Ausserdem soll es eine konzernweite Inflationsprämie von 3000 Euro geben. Die Lufthansa hat für einen Zeitraum von drei Jahren 13 Prozent mehr Geld sowie eine Inflationsprämie angeboten. Die nächste Verhandlungsrunde ist für Montag geplant.
Hohe Streikbereitschaft
Verdi drohte mit längeren Streiks, falls der Lufthansa-Vorstand sein bisheriges Tarifangebot für das Bodenpersonal mit rund 25'000 Beschäftigten nicht deutlich nachbessere.
Die Streikbereitschaft am Boden sei in den vergangenen 20 Jahren noch nie so hoch gewesen, sagte Verhandlungsführer Marvin Reschinsky bei einer Protestversammlung mit mehreren Hundert Teilnehmern vor der Lufthansa-Verwaltung am Frankfurter Flughafen.
Die von Verdi gewählte Eskalation sei nicht notwendig gewesen, sagte Lufthansa-Personalvorstand Michael Niggemann im ZDF. Das Angebot einer Steigerung von Gehalt und weiteren Bestandteilen von bis zu 13 Prozent über die kommenden drei Jahre solle erst einmal verhandelt werden.
Niggemann verwies auf «enorme Investitionsbedarfe in neue Flugzeuge, treibstoffärmere Flugzeuge, in neue Sitze, in digitale Reiseerlebnisse.

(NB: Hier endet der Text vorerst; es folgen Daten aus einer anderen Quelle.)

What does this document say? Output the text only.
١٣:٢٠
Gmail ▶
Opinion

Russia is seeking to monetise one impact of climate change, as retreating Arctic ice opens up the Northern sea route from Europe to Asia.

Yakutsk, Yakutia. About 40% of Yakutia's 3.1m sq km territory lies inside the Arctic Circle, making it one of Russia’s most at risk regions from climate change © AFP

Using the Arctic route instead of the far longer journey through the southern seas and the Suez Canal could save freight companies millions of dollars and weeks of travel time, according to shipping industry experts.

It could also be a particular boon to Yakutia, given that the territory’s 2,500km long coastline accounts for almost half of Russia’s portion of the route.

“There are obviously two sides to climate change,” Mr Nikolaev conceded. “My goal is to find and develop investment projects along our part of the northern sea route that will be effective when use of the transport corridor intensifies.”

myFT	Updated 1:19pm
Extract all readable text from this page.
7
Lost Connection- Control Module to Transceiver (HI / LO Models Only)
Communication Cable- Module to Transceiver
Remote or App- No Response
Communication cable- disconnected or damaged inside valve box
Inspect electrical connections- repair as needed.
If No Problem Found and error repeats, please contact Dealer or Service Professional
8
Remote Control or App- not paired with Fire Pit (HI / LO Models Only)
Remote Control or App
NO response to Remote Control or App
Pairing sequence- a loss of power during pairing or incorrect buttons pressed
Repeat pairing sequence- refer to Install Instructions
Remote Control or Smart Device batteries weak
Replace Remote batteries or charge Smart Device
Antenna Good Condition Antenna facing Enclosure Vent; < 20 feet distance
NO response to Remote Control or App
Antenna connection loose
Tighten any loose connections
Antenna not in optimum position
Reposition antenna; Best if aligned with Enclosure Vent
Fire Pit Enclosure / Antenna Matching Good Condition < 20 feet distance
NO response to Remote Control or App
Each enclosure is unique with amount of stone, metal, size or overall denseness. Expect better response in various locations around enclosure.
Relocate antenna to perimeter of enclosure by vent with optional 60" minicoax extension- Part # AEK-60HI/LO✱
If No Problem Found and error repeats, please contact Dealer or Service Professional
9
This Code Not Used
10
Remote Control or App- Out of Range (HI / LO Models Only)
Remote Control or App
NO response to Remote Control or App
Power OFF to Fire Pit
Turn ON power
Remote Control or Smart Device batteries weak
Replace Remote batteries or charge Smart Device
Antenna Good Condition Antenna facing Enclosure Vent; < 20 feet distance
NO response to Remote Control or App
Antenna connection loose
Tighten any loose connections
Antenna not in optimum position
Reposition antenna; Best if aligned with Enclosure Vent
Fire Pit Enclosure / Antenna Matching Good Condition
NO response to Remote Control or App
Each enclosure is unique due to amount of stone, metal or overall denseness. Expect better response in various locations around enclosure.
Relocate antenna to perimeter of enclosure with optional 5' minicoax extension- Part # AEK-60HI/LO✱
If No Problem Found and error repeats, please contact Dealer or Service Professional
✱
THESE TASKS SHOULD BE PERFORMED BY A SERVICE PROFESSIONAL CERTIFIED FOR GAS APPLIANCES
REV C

Alles das muss finanziert werden.» Die Protestierenden bat er in einer Ansprache, den zurückliegenden Abschluss mit Gehaltserhöhungen von bis zu 19 Prozent ebenso anzuerkennen wie das vorgelegte Angebot.
Reschinsky hielt dem Management hingegen vor, die eigenen Leute respektlos zu behandeln. «Die Zweiklassengesellschaft zwischen fliegendem Personal und Boden muss endlich beendet werden.» Der Bundesverband der deutschen Luftverkehrswirtschaft (BDL) versuchte derweil, die Lage zu deeskalieren.